Wanda no había tenido nada que ver con lo ocurrido, y Seldon lo sabía muy bien; pero a pesar de ello descubrió que la estaba rehuyendo, y tampoco supo ayudarla cuando se produjo la crisis desencadenada por el nacimiento del bebé.
Wanda, desconsolada, acudió a la única persona que siempre había parecido alegrarse de verla, la única persona con la que siempre había podido contar.

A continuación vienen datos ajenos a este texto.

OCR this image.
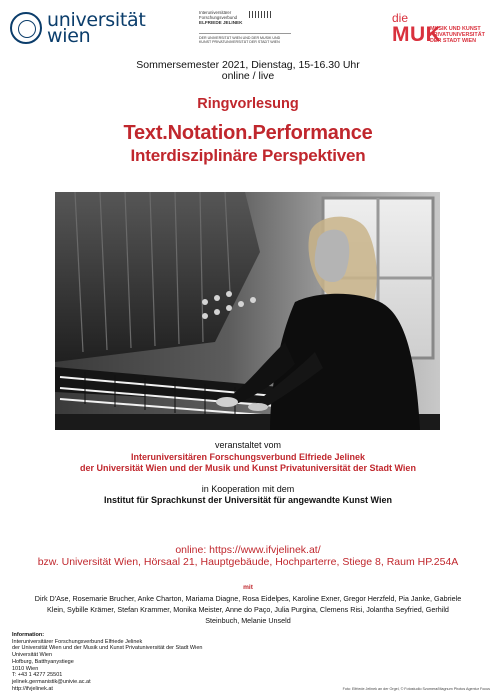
universität wien
Interuniversitärer
Forschungsverbund
ELFRIEDE JELINEK
DER UNIVERSITÄT WIEN UND DER MUSIK UND KUNST PRIVATUNIVERSITÄT DER STADT WIEN
die
MUK
MUSIK UND KUNST PRIVATUNIVERSITÄT DER STADT WIEN
Sommersemester 2021, Dienstag, 15-16.30 Uhr
online / live
Ringvorlesung
Text.Notation.Performance
Interdisziplinäre Perspektiven
veranstaltet vom
Interuniversitären Forschungsverbund Elfriede Jelinek
der Universität Wien und der Musik und Kunst Privatuniversität der Stadt Wien
in Kooperation mit dem
Institut für Sprachkunst der Universität für angewandte Kunst Wien
online: https://www.ifvjelinek.at/
bzw. Universität Wien, Hörsaal 21, Hauptgebäude, Hochparterre, Stiege 8, Raum HP.254A
mit
Dirk D'Ase, Rosemarie Brucher, Anke Charton, Mariama Diagne, Rosa Eidelpes, Karoline Exner, Gregor Herzfeld, Pia Janke, Gabriele Klein, Sybille Krämer, Stefan Krammer, Monika Meister, Anne do Paço, Julia Purgina, Clemens Risi, Jolantha Seyfried, Gerhild Steinbuch, Melanie Unseld
Information:
Interuniversitärer Forschungsverbund Elfriede Jelinek
der Universität Wien und der Musik und Kunst Privatuniversität der Stadt Wien
Universität Wien
Hofburg, Batthyanystiege
1010 Wien
T: +43 1 4277 25501
jelinek.germanistik@univie.ac.at
http://ifvjelinek.at	Foto: Elfriede Jelinek an der Orgel, © Fotostudio Szomera/Magnum Photos Agentur Focus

Esa persona era Yugo Amaryl, cuyo papel en el desarrollo de la psicohistoria sólo era superado por el de Hari Seldon, y cuya devoción a esa ciencia era todavía más intensa y apasionada que la del mismísimo Seldon. Hari había tenido a Dors y Raych, pero la psicohistoria era toda la existencia de Yugo, quien no tenía esposa ni hijos. Cada vez que Wanda le visitaba algo se agitaba en el interior de Yugo. La reconocía como lo que era, una niña, y aunque sólo fuese por unos momentos, Yugo experimentaba una vaga sensación de pérdida que parecía aliviarse si demostraba afecto a la niña. Naturalmente, tendía a tratarla como si fuese un adulto en miniatura, pero a Wanda eso parecía gustarle.
Seis años atrás Wanda había entrado en el despacho de Yugo. Yugo alzó la cabeza y la contempló con sus ojos reconstruidos que le hacían parecer un búho y, como de costumbre, necesitó unos momentos para reconocerla.
–Vaya, pero si es mi querida amiga Wanda -dijo por fin-. Pero, ¿por qué estás tan triste? Una joven tan atractiva como tú nunca tendría que sentirse triste.
–Nadie me quiere -dijo Wanda sin controlar el temblor de su labio inferior.
–Oh, vamos, eso no es cierto.
–Sólo quieren al nuevo bebé. Ya no les importo.
–Yo te quiero, Wanda.
–Bueno, tío Yugo, pues entonces eres el único.
Wanda ya no podía instalarse en su regazo tal y como hacía cuando era más pequeña, pero apoyó la cabeza en su hombro y lloró.
Amaryl no tenía idea de qué podía hacer y sólo se le ocurrió abrazarla.
–No llores -dijo-. No llores.
Por pura simpatía y porque en su vida había tan pocas cosas que merecieran el llanto, descubrió que las lágrimas también se deslizaban por sus mejillas.
–Wanda -dijo con repentina energía-, ¿te gustaría ver algo bonito?
–¿El qué? – sollozó Wanda.
Para Amaryl en la vida y el universo sólo había una cosa bonita.
–¿Has visto alguna vez el Primer Radiante? – preguntó.
–No. ¿Qué es?
–Es lo que tu abuelo y yo utilizamos para hacer nuestro trabajo. ¿Ves? Está aquí mismo.
Señaló el cubo negro que tenía encima del escritorio y Wanda lo contempló sin mucho entusiasmo.
–Eso no es bonito -dijo.
–Aún no -dijo Amaryl-, pero mira lo que ocurre cuando lo activo.
Activó el aparato. La habitación se oscureció y quedó repleta de puntos luminosos y destellos de colores distintos.
–¿Ves? Ahora podemos aumentarlo todo de forma que los puntos se convierten en símbolos matemáticos.
Y eso hicieron. Los datos parecieron salir disparados hacia ellos y el aire se llenó de símbolos de todas clases, letras, números, flechas y formas que Wanda jamás había visto antes.
–¿Verdad que es bonito? – preguntó Amaryl.
–Sí, lo es -dijo Wanda contemplando con mucha atención las ecuaciones que (ella no lo sabía) representaban posibles futuros-. Pero esa parte no me gusta. Creo que no queda bien.